Então, se a ciência tem certos caminhos, trajetos, são os métodos que garantem que esses caminhos não sejam aleatórios, fortuitos. Métodos fazem parte do próprio corpo de conhecimento científico, assim como os conceitos, teorias, princípios, práticas. A analogia feita por Platão com o “caminho para a cidade de Larissa”, no diálogo Mênon. Pode-se chegar a um destino por acaso, ou valendo-se de um aitias logismos (encadeamento de razões).

Metodologia = methodos + logia (estudo) é a disciplina que faz o estudo dos métodos. (Note que, freqüentemente, especialmente em textos não-filosóficos, o termo “metodologia” é usado como sinônimo de “método”). Teoria dos métodos (ou metodologia): Conjunto de teses metacientíficas, formando um sistema coerente, que possibilita a interpretação, a análise sistemática e crítica dos métodos, e dos seus pressupostos. A metodologia é tanto o estudo do conhecimento científico (uma “metadisciplina”, em certo sentido) como também uma forma de conhecimento em si mesma.

(a) Existe uma “unidade de método” entre as diversas ciências (b) O método da ciência é fixo e historicamente imutável (c) As regras metodológicas podem (devem) ser justificadas de maneira totalmente a priori (d) As regras metodológicas possibilitam um procedimento de decisão algorítmico para selecionar as melhores teorias

Teses usuais sobre a metodologia científica que serão contestadas por Larry Laudan em “Methodology’s prospects” (In: Fine & Machamer [eds], PSA 1986 - Volume Two, Philosophy of Science Association, 1987.

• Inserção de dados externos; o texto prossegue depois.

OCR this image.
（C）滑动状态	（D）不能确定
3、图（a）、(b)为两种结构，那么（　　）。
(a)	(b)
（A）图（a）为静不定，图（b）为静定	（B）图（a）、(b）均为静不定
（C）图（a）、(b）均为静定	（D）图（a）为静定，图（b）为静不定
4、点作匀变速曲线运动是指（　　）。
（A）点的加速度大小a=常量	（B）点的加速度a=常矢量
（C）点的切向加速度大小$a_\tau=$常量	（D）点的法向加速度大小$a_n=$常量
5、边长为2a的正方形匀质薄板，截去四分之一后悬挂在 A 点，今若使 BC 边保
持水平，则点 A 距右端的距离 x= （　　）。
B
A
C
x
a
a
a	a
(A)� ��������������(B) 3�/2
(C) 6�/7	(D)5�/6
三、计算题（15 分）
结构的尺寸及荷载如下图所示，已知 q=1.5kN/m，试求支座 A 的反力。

(a’) O método científico é plural, não é único nem monolítico

(b’) O método científico é historicamente mutável e não possui necessariamente um núcleo invariante (c’) As regras metodológicas não possuem um caráter a priori

(d’) As regras metodológicas não conseguem tornar as decisões científicas algorítmicas

Em vez disso, Laudan irá propor as seguintes teses gerais em seu modelo de metodologia científica:

Um modelo “simbiótico” para a relação entre teorias científicas e metodologias (Laudan, Science and Hypothesis: Historical Essays on Scientific Methdology, 1981) (1) As contribuições importantes para o desenvolvimento da metodologia científica vieram pelo menos tanto dos cientistas quanto dos filósofos. (2) As epistemologias foram “parasíticas” em relação às metodologias. As idéias metodológicas dos cientistas foram freqüentemente a fonte de teorias epistemológicas de destaque, mais do que o contrário. (3) O papel do filósofo da ciência em geral teve caráter mais descritivo, explicativo e legitimador do que prescritivo e normativo. Seu objetivo era tornar explícito o que já estava implícito nas “melhores teorias”, não reformar as práticas científicas. (4) A aceitação ou rejeição das metodologias foi determinada mais pela capacidade ou incapacidade dessas metodologias de legitimar e racionalizar as teorias científicas preferidas do que por seus méritos epistemológicos.